Reputation: 17382
I have a stored procedure that queries some data and emails it, I'd like to change the procedure so that any numbers in the thousands get displayed with commas like 1,000. I guess the best way of doing this in SQL is to convert it to a string and add the comma?
Thanks
Upvotes: 0
Views: 688
Reputation: 1841
Here's a relatively clean answer. Convert to money (no data type loss).
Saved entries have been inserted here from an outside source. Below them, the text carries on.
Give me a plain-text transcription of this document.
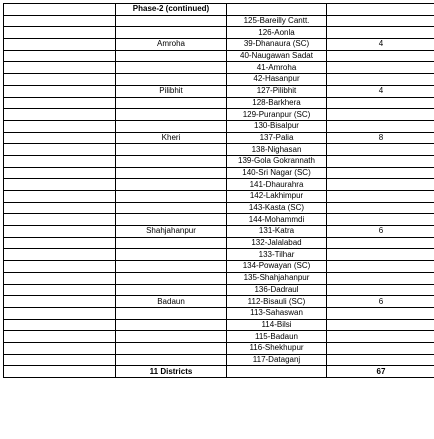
	Phase-2 (continued)		
		125-Bareilly Cantt.	
		126-Aonla	
	Amroha	39-Dhanaura (SC)	4
		40-Naugawan Sadat	
		41-Amroha	
		42-Hasanpur	
	Pilibhit	127-Pilibhit	4
		128-Barkhera	
		129-Puranpur (SC)	
		130-Bisalpur	
	Kheri	137-Palia	8
		138-Nighasan	
		139-Gola Gokrannath	
		140-Sri Nagar (SC)	
		141-Dhaurahra	
		142-Lakhimpur	
		143-Kasta (SC)	
		144-Mohammdi	
	Shahjahanpur	131-Katra	6
		132-Jalalabad	
		133-Tilhar	
		134-Powayan (SC)	
		135-Shahjahanpur	
		136-Dadraul	
	Badaun	112-Bisauli (SC)	6
		113-Sahaswan	
		114-Bilsi	
		115-Badaun	
		116-Shekhupur	
		117-Dataganj	
	11 Districts		67
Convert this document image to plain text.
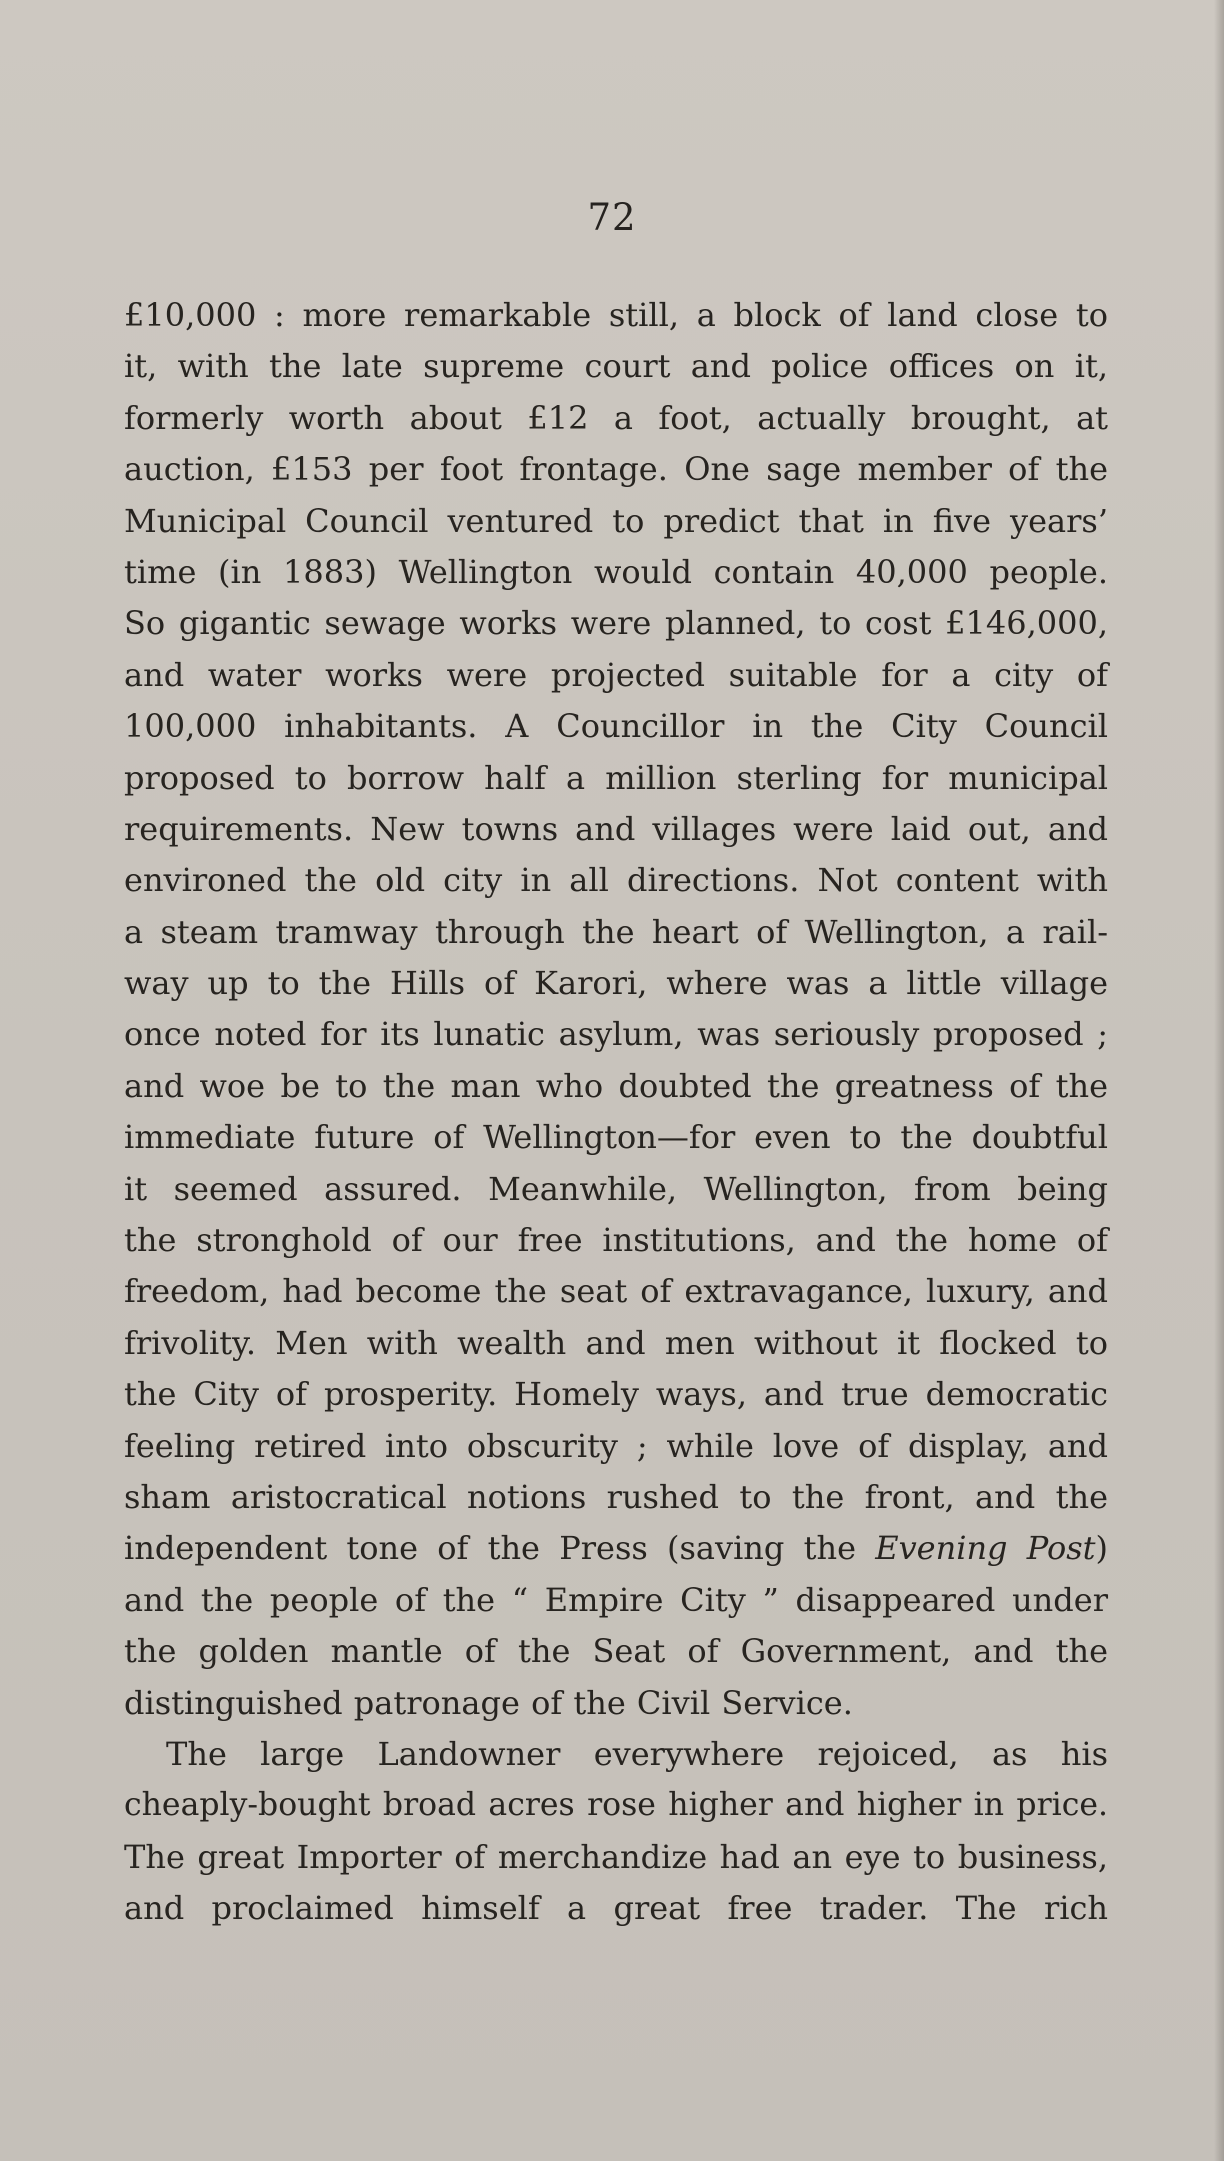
72

£10,000 : more remarkable still, a block of land close to
it, with the late supreme court and police offices on it,
formerly worth about £12 a foot, actually brought, at
auction, £153 per foot frontage. One sage member of the
Municipal Council ventured to predict that in five years’
time (in 1883) Wellington would contain 40,000 people.
So gigantic sewage works were planned, to cost £146,000,
and water works were projected suitable for a city of
100,000 inhabitants. A Councillor in the City Council
proposed to borrow half a million sterling for municipal
requirements. New towns and villages were laid out, and
environed the old city in all directions. Not content with
a steam tramway through the heart of Wellington, a rail-
way up to the Hills of Karori, where was a little village
once noted for its lunatic asylum, was seriously proposed ;
and woe be to the man who doubted the greatness of the
immediate future of Wellington—for even to the doubtful
it seemed assured. Meanwhile, Wellington, from being
the stronghold of our free institutions, and the home of
freedom, had become the seat of extravagance, luxury, and
frivolity. Men with wealth and men without it flocked to
the City of prosperity. Homely ways, and true democratic
feeling retired into obscurity ; while love of display, and
sham aristocratical notions rushed to the front, and the
independent tone of the Press (saving the Evening Post)
and the people of the “ Empire City ” disappeared under
the golden mantle of the Seat of Government, and the
distinguished patronage of the Civil Service.
The large Landowner everywhere rejoiced, as his
cheaply-bought broad acres rose higher and higher in price.
The great Importer of merchandize had an eye to business,
and proclaimed himself a great free trader. The rich
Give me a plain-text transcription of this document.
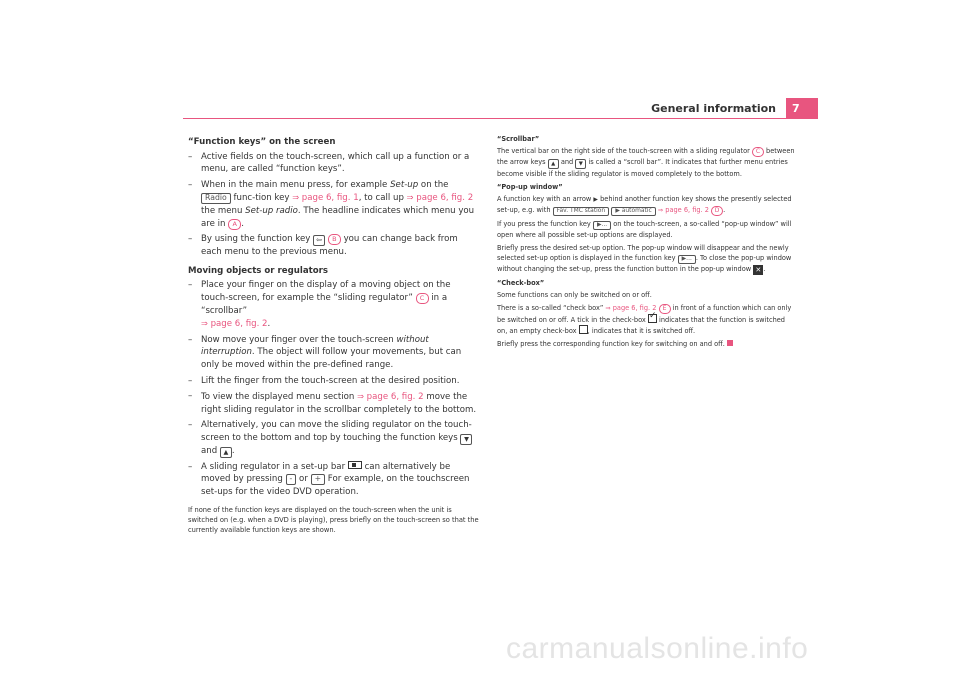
General information	7
“Function keys” on the screen
– Active fields on the touch-screen, which call up a function or a menu, are called “function keys”.
– When in the main menu press, for example Set-up on the Radio func-tion key ⇒ page 6, fig. 1, to call up ⇒ page 6, fig. 2 the menu Set-up radio. The headline indicates which menu you are in A .
– By using the function key ⇦ B you can change back from each menu to the previous menu.
Moving objects or regulators
– Place your finger on the display of a moving object on the touch-screen, for example the “sliding regulator” C in a “scrollbar”
⇒ page 6, fig. 2.
– Now move your finger over the touch-screen without interruption. The object will follow your movements, but can only be moved within the pre-defined range.
– Lift the finger from the touch-screen at the desired position.
– To view the displayed menu section ⇒ page 6, fig. 2 move the right sliding regulator in the scrollbar completely to the bottom.
– Alternatively, you can move the sliding regulator on the touch-screen to the bottom and top by touching the function keys ▼ and ▲ .
– A sliding regulator in a set-up bar  can alternatively be moved by pressing - or + For example, on the touchscreen set-ups for the video DVD operation.
If none of the function keys are displayed on the touch-screen when the unit is switched on (e.g. when a DVD is playing), press briefly on the touch-screen so that the currently available function keys are shown.
“Scrollbar”

The vertical bar on the right side of the touch-screen with a sliding regulator C between the arrow keys ▲ and ▼ is called a “scroll bar”. It indicates that further menu entries become visible if the sliding regulator is moved completely to the bottom.

“Pop-up window”

A function key with an arrow ▶ behind another function key shows the presently selected set-up, e.g. with Fav. TMC station ▶ automatic ⇒ page 6, fig. 2 D .

If you press the function key ▶... on the touch-screen, a so-called “pop-up window” will open where all possible set-up options are displayed.

Briefly press the desired set-up option. The pop-up window will disappear and the newly selected set-up option is displayed in the function key ▶... . To close the pop-up window without changing the set-up, press the function button in the pop-up window ✕ .

“Check-box”

Some functions can only be switched on or off.

There is a so-called “check box” ⇒ page 6, fig. 2 E in front of a function which can only be switched on or off. A tick in the check-box ✓ indicates that the function is switched on, an empty check-box , indicates that it is switched off.

Briefly press the corresponding function key for switching on and off.

carmanualsonline.info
Then convert to varchar with style 1 (it does the commas for you) and then remove the .00 from the end, since it comes with the money data type.
select REPLACE(CONVERT(VARCHAR, CONVERT(MONEY, 1234), 1), '.00', '')
It's a fine line to figure out how many string manipulations before doing an inline function, but this should be a pretty quick conversion.
Thanks, Eric
Upvotes: 2
Reputation: 8043
If you're stuck using SQL Server as the presentation of the email (no other report application),
SELECT CONVERT(varchar(24),CONVERT(money,CAST( 12345678 AS VarChar(24))),1)
Upvotes: 0
Reputation: 41819
Correct. An integer has no formatting by definition of the data type.
So you must either convert the value to a string(varchar for example) or as is the more common practice, have the presentation tier handle the formatting of the value.